Sunday, November 30, 2008

Cabe Bandung Vs Cabe Texas

Bagaimanakah mengukur rasa pedas menurut lidah orang-orang dari mancanegara. Apakah rasa pedas di lidah orang Indonesia tidak ada artinya dibanding rasa pedas orang Mexico? atau sebaliknya? cerita yang akan saya tulis ini sedikit mengena pada rasa pedas itu sekaligus menyerempet kebanggaan seseorang terhadap kedigdayaan bangsanya bukan saja dari segi ekonomi dan militer, akan tetapi juga akan rasa pedas yang menurutnya tak tertandingi di seantero dunia.

Di pertengahan 2007, seorang petinggi dari Houston Martin Thaler, yang juga merupakan teman dekat saya ketika di Houston dulu melakukan 'Tour of Duty' ke Indonesia. Karena memang dasarnya seorang petinggi, maka dia punya hak yang tak terbantahkan mengenai siapa yang harus mendampinginya selama di tanah air. Tidak jauh dari dugaan saya memang, ketika disuatu pagi salah satu Vice Presiden perusahaan memanggil saya dan mengatakan bahwa Martin cuma ingin ditemani oleh saya selama di Indonesia untuk mengontrol beberapa fasilitas on shore dan off shore perusahaan ini.

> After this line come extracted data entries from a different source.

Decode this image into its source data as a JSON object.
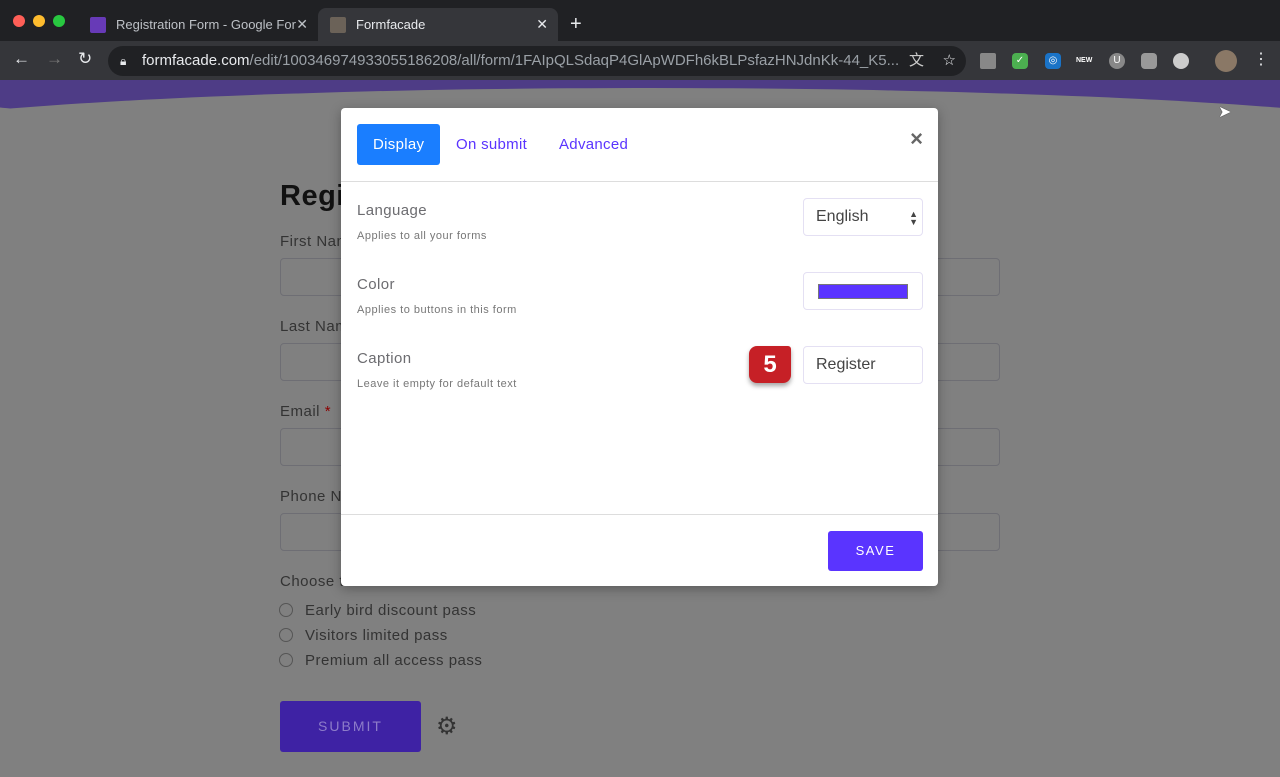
{
  "browser": {
    "tabs": [
      {
        "title": "Registration Form - Google For",
        "icon": "google-forms-icon"
      },
      {
        "title": "Formfacade",
        "icon": "profile-favicon"
      }
    ],
    "url_host": "formfacade.com",
    "url_path": "/edit/100346974933055186208/all/form/1FAIpQLSdaqP4GlApWDFh6kBLPsfazHNJdnKk-44_K5...",
    "extensions": [
      "google-drive-icon",
      "mail-icon",
      "compass-icon",
      "new-icon",
      "u-icon",
      "chat-icon",
      "circle-icon"
    ],
    "new_badge": "NEW"
  },
  "form": {
    "title": "Regi",
    "fields": [
      "First Nam",
      "Last Nam",
      "Email",
      "Phone N"
    ],
    "required_mark": "*",
    "question": "Choose t",
    "options": [
      "Early bird discount pass",
      "Visitors limited pass",
      "Premium all access pass"
    ],
    "submit": "SUBMIT"
  },
  "modal": {
    "tabs": [
      "Display",
      "On submit",
      "Advanced"
    ],
    "close": "×",
    "language": {
      "label": "Language",
      "help": "Applies to all your forms",
      "value": "English"
    },
    "color": {
      "label": "Color",
      "help": "Applies to buttons in this form",
      "value": "#5a34ff"
    },
    "caption": {
      "label": "Caption",
      "help": "Leave it empty for default text",
      "value": "Register"
    },
    "step_badge": "5",
    "save": "SAVE"
  }
}
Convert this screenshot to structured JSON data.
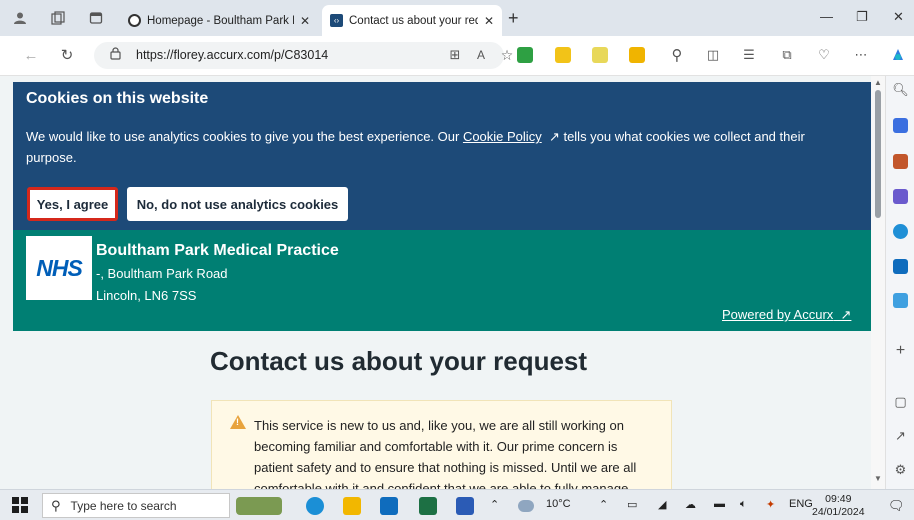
{
  "browser": {
    "tabs": [
      {
        "title": "Homepage - Boultham Park Med",
        "active": false
      },
      {
        "title": "Contact us about your request",
        "active": true
      }
    ],
    "url": "https://florey.accurx.com/p/C83014",
    "accent": "#0078d4"
  },
  "cookie_banner": {
    "heading": "Cookies on this website",
    "message_before_link": "We would like to use analytics cookies to give you the best experience. Our ",
    "link_text": "Cookie Policy",
    "message_after_link": " tells you what cookies we collect and their purpose.",
    "agree_label": "Yes, I agree",
    "decline_label": "No, do not use analytics cookies",
    "bg_color": "#1d4a78"
  },
  "header": {
    "logo_text": "NHS",
    "practice_name": "Boultham Park Medical Practice",
    "address_line1": "-, Boultham Park Road",
    "address_line2": "Lincoln, LN6 7SS",
    "powered_by": "Powered by Accurx",
    "bg_color": "#007f73"
  },
  "main": {
    "title": "Contact us about your request",
    "notice": "This service is new to us and, like you, we are all still working on becoming familiar and comfortable with it. Our prime concern is patient safety and to ensure that nothing is missed. Until we are all comfortable with it and confident that we are able to fully manage"
  },
  "taskbar": {
    "search_placeholder": "Type here to search",
    "weather": "10°C",
    "language": "ENG",
    "time": "09:49",
    "date": "24/01/2024"
  }
}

Saya tidak begitu keberatan akan tugas tersebut, tapi yang membuat keadaan berbeda adalah ketika di Houston dulu Martin belum menjadi 'petinggi' alias masih bisa saya ajak nongkrong di restoran saat weekend dan belum ada rasa canggung terhadapnya. Kini, tentu saja sudah berubah, tapi tak apalah, toh memang dia yang meminta bukan?

Beberapa hari kemudian, tibalah Martin di Indonesia, masih dengan perawakan Texas-nya yang gempal lengkap dengan aksennya yang kental itu. Ah, masih seperti yang dulu.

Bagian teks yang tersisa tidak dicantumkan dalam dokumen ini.